Hugh Wofsy is a livery cab driver who was involved in an accident on May 22, 1989 while allegedly working for Dial-a-Car, Inc. (Dial). Wofsy filed a claim for no-fault benefits with Empire Insurance Company (Empire) which Empire denied on the ground that Wofsy was an employee of Dial, and therefore, required to submit his claim to the Workers’ Compensation Board. Wofsy sought arbitration of this dispute. The arbitrator denied his claim because resolution required an initial inquiry by the Workers’ Compensation Board into whether Wofsy was an employee or an independent contractor. Wofsy proceeded to file a claim for Workers’ Compensation benefits with the Board.

Thereafter, the Administrative Law Judge for the Workers’ Compensation Board determined that Wofsy was an independent contractor, and therefore not entitled to Workers’ Compensation benefits. Empire sought to reopen the Workers’ Compensation claim so that it could participate in the hearing to determine whether Wofsy was an employee or an independent contractor. The Board denied Empire’s request and Empire brought this CPLR article 78 proceeding in Supreme Court to compel the Board to reopen Wofsy’s claim and to allow petitioner to participate in the hearing.

The IAS Court held that Empire was entitled to reopen the Workers’ Compensation hearing so that it could participate in the proceeding. In addition, the IAS Court held that Empire would be required to honor Wofsy’s no-fault claim immediately, with a direction that petitioner be reimbursed if it is ultimately determined that Wofsy was an employee.

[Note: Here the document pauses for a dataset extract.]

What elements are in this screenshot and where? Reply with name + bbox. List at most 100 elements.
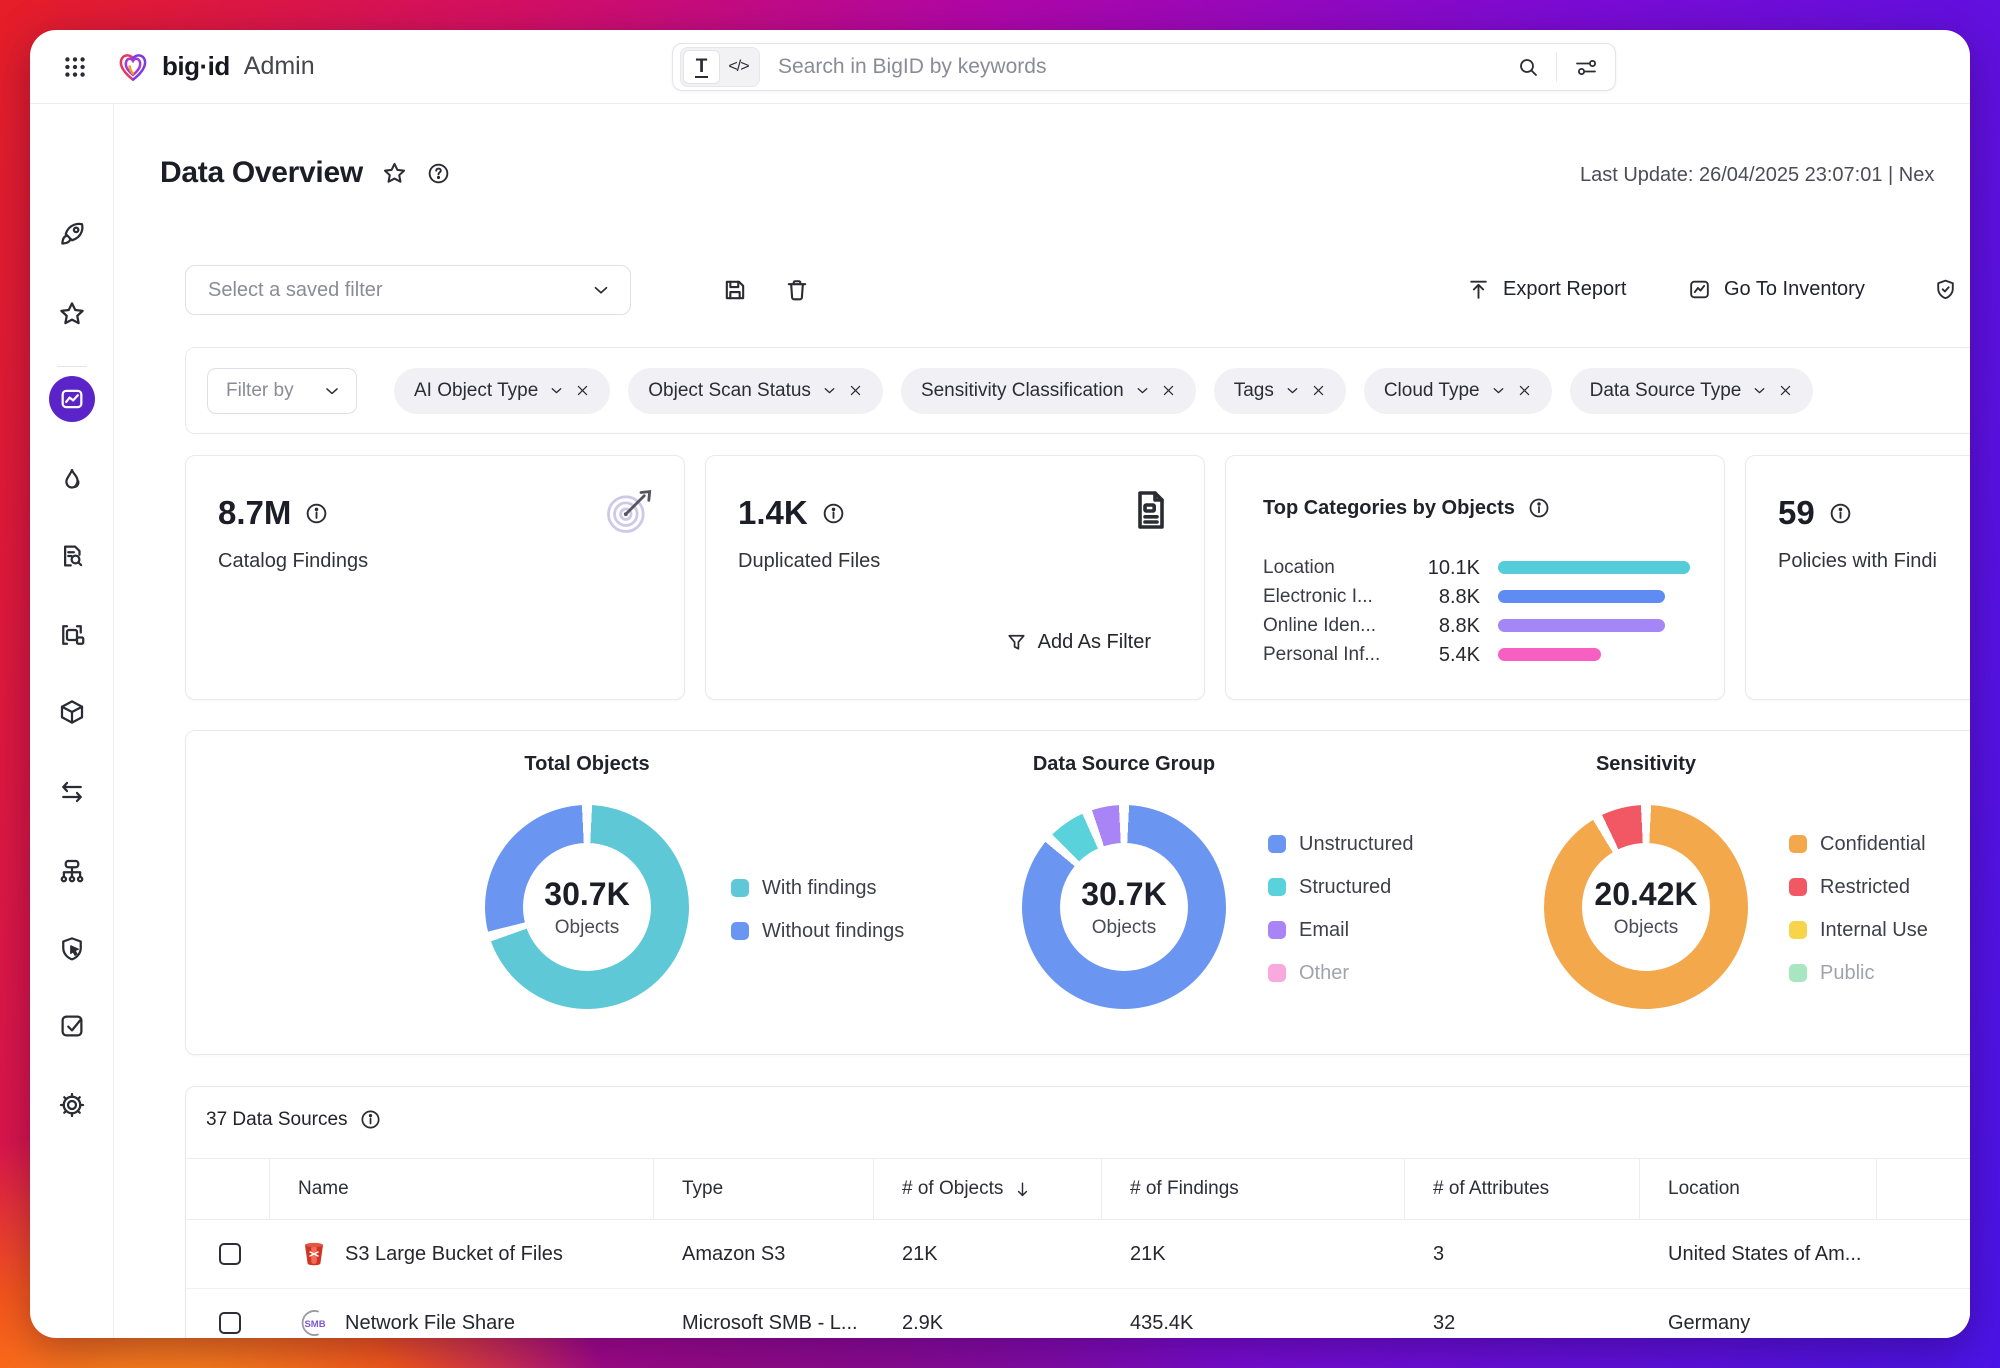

Jurisdiction for appealing a decision of the Workers’ Compensation Board is governed by Workers’ Compensation Law § 23 which provides that an appeal from a decision of the Board can only be brought to the Appellate Division, Third Department. The rationale behind this provision is to create a court with a specific expertise to deal with the complexity of the appeals that are generated in this area. Furthermore, we *427have previously held that, because the exclusive avenue for appeal of Workers’ Compensation decisions is to the Third Department, an article 78 proceeding cannot be employed to review the substance of the Board’s decision (Matter of Bock v Cooperman, 89 AD2d 539, affd on mem below 59 NY2d 776).

The IAS Court misinterpreted Arvatz v Empire Mut. Ins. Co. (171 AD2d 262). We did not hold in Arvatz that an insurer has a right to reopen a compensation hearing so that it may participate therein. In fact, we specifically noted in that case that "Workers’ Compensation Law § 23 provides that 'any party in interest’, which would certainly include an affected no-fault insurer, may judicially challenge its [the Board’s] determination” (supra, at 268). Concur — Carro, J. P., Ellerin, Asch and Nardelli, JJ.